145. A host cell comprising the isolated nucleic acid of claim 132.

146. A microarray comprising the isolated nucleic acid of claim 132.

147. An isolated polypeptide selected from the group consisting of a polypeptide comprising an amino acid sequence set forth in SEQ ID NO:4 and a polypeptide comprising an amino acid sequence set forth in SEQ ID NO:6.

148. An isolated polypeptide selected from the group consisting of (a) a polypeptide comprising an amino acid sequence that is at least 70% identical to the amino acid sequence set forth in SEQ ID NO:4 and capable of interacting with ER-alpha and (b) a polypeptide comprising an amino acid sequence that is at least 70% identical to the amino acid sequence set forth in SEQ ID NO:6 and capable of interacting with ER-beta.

149. The isolated polypeptide of claim 148, wherein said ligand is ER-alpha.

150. The isolated polypeptide of claim 148, wherein said ligand is ER-beta.

151. An isolated polypeptide comprising a contiguous span of at least 8 amino acids of the polypeptide of claim 147.

152. The isolated polypeptide of claim 151 comprising a contiguous span of at least 10 amino acids.

153. The isolated polypeptide of claim 151 comprising a contiguous span of at least 12 amino acids.

154. The isolated polypeptide of claim 151 comprising a contiguous span of at least 15 amino acids.

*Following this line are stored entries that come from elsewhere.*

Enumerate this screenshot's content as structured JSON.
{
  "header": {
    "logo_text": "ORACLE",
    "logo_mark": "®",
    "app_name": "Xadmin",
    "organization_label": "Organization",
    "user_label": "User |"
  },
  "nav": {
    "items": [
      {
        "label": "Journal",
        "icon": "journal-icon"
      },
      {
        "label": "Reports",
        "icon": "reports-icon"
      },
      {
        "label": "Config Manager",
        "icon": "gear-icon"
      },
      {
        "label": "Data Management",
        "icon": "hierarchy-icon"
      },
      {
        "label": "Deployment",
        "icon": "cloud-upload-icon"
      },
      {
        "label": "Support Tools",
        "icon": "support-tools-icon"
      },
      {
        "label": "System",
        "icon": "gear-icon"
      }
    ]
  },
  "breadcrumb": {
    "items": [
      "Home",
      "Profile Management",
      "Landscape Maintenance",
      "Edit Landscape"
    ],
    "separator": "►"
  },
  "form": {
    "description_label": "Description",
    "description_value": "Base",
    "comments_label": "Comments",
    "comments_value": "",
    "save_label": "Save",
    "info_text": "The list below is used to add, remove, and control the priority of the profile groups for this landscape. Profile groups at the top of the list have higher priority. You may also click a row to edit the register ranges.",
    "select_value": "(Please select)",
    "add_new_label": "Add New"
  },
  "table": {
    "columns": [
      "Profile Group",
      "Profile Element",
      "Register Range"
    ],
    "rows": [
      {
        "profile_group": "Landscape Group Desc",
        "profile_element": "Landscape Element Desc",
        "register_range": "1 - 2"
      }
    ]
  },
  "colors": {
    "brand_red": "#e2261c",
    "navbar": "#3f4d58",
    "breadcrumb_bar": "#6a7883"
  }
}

155. The isolated polypeptide of claim 151 comprising a contiguous span of at least 17 amino acids.

156. The isolated polypeptide of claim 151 comprising a contiguous span of at least 20 amino acids.

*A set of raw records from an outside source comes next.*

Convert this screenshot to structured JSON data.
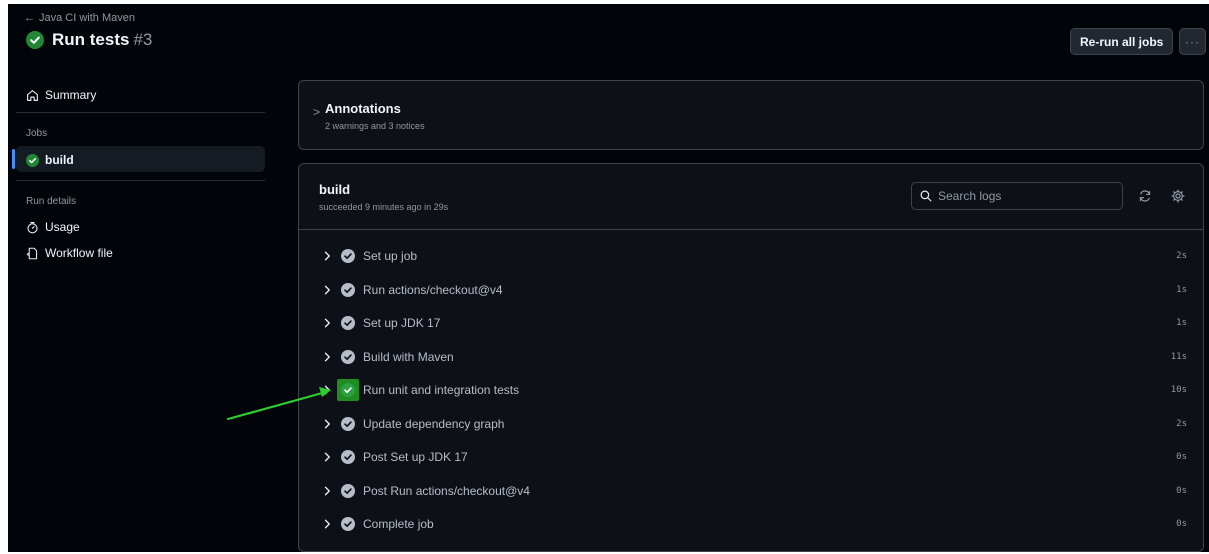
{
  "header": {
    "back_label": "Java CI with Maven",
    "run_name": "Run tests",
    "run_number": "#3",
    "rerun_label": "Re-run all jobs",
    "more_label": "···"
  },
  "sidebar": {
    "summary_label": "Summary",
    "jobs_heading": "Jobs",
    "job_name": "build",
    "run_details_heading": "Run details",
    "usage_label": "Usage",
    "workflow_file_label": "Workflow file"
  },
  "annotations": {
    "title": "Annotations",
    "subtitle": "2 warnings and 3 notices"
  },
  "job": {
    "title": "build",
    "subtitle": "succeeded 9 minutes ago in 29s",
    "search_placeholder": "Search logs"
  },
  "steps": [
    {
      "name": "Set up job",
      "duration": "2s"
    },
    {
      "name": "Run actions/checkout@v4",
      "duration": "1s"
    },
    {
      "name": "Set up JDK 17",
      "duration": "1s"
    },
    {
      "name": "Build with Maven",
      "duration": "11s"
    },
    {
      "name": "Run unit and integration tests",
      "duration": "10s"
    },
    {
      "name": "Update dependency graph",
      "duration": "2s"
    },
    {
      "name": "Post Set up JDK 17",
      "duration": "0s"
    },
    {
      "name": "Post Run actions/checkout@v4",
      "duration": "0s"
    },
    {
      "name": "Complete job",
      "duration": "0s"
    }
  ],
  "colors": {
    "success": "#238636",
    "highlight": "#1f8d1f",
    "arrow": "#2fcc2f",
    "accent": "#4493f8"
  }
}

157. The isolated polypeptide of claim 156 capable of interacting with a ligand selected from the group consisting of ER-alpha and ER-beta.

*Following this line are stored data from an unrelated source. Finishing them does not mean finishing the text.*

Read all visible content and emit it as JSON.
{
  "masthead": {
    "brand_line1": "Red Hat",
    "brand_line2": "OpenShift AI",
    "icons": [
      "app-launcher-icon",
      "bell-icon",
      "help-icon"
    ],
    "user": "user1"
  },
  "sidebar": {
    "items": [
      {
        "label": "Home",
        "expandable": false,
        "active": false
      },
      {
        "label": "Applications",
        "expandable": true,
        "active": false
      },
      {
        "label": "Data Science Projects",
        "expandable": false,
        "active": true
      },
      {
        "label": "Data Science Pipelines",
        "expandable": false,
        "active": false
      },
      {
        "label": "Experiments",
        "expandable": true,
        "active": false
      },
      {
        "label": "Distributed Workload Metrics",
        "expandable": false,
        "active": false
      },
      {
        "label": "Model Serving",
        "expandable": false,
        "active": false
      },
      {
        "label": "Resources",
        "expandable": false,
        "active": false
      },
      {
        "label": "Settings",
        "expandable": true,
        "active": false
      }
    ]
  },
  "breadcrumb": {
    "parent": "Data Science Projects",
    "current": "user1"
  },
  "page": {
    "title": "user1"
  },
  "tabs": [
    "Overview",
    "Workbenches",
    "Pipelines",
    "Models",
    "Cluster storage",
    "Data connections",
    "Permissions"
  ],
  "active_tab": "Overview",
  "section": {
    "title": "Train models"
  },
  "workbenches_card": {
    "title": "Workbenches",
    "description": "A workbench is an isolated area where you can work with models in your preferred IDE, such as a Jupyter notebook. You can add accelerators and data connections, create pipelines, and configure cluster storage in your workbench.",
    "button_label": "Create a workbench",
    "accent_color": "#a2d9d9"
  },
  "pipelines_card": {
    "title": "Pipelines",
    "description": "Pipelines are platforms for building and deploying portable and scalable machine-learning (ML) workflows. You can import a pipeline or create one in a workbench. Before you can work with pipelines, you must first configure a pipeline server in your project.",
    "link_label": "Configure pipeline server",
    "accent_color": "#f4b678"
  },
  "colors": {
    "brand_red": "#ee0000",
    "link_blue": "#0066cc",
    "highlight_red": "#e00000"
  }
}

158. The isolated polypeptide of claim 157, wherein said ligand is ER-alpha.

159. The isolated polypeptide of claim 157, wherein said ligand is ER-beta.

160. An isolated polypeptide selected from the group consisting of (a) a polypeptide comprising an amino acid sequence of from 4 to 30 amino acids that is at least 75% identical to a contiguous span of amino acids of the amino acid sequence set forth in SEQ ID NO:4 of the same length, wherein said isolated polypeptide is capable of interacting with ER-alpha and (b) a polypeptide comprising an amino acid sequence of from 4 to 30 amino acids that is at least 75% identical to a contiguous span of amino acids of the amino acid sequence set forth in SEQ ID NO:6 of the same length, wherein said isolated polypeptide is capable of interacting with ER-beta.

161. The isolated polypeptide of claim 160, wherein said ligand is ER-alpha.

162. The isolated polypeptide of claim 160, wherein said ligand is ER-beta.

163. The isolated polypeptide of claim 160, wherein said amino acid sequence comprises from 8 to 20 amino acids.

164. The isolated polypeptide of claim 161, wherein said amino acid sequence comprises from 8 to 20 amino acids.

165. The isolated polypeptide of claim 162, wherein said amino acid sequence comprises from 8 to 20 amino acids.

166. An antibody which is specifically immunoreactive with the isolated polypeptide of claim 147.

167. An antibody which is specifically immunoreactive with the isolated polypeptide of claim 151.

168. A protein microarray comprising the isolated polypeptide of claim 147.

169. A protein microarray comprising the isolated polypeptide of claim 151.

170. A protein microarray comprising the isolated polypeptide of claim 163.

171. A method for making an isolated polypeptide selected from the group consisting of a polypeptide comprising an amino acid sequence set forth in SEQ ID NO:4 and a polypeptide comprising an amino acid sequence set forth in SEQ ID NO:6, comprising:

providing an expression vector comprising a nucleic acid encoding said amino acid sequence; and

introducing said expression vector into a host cell such that said host cell producing the isolated polypeptide.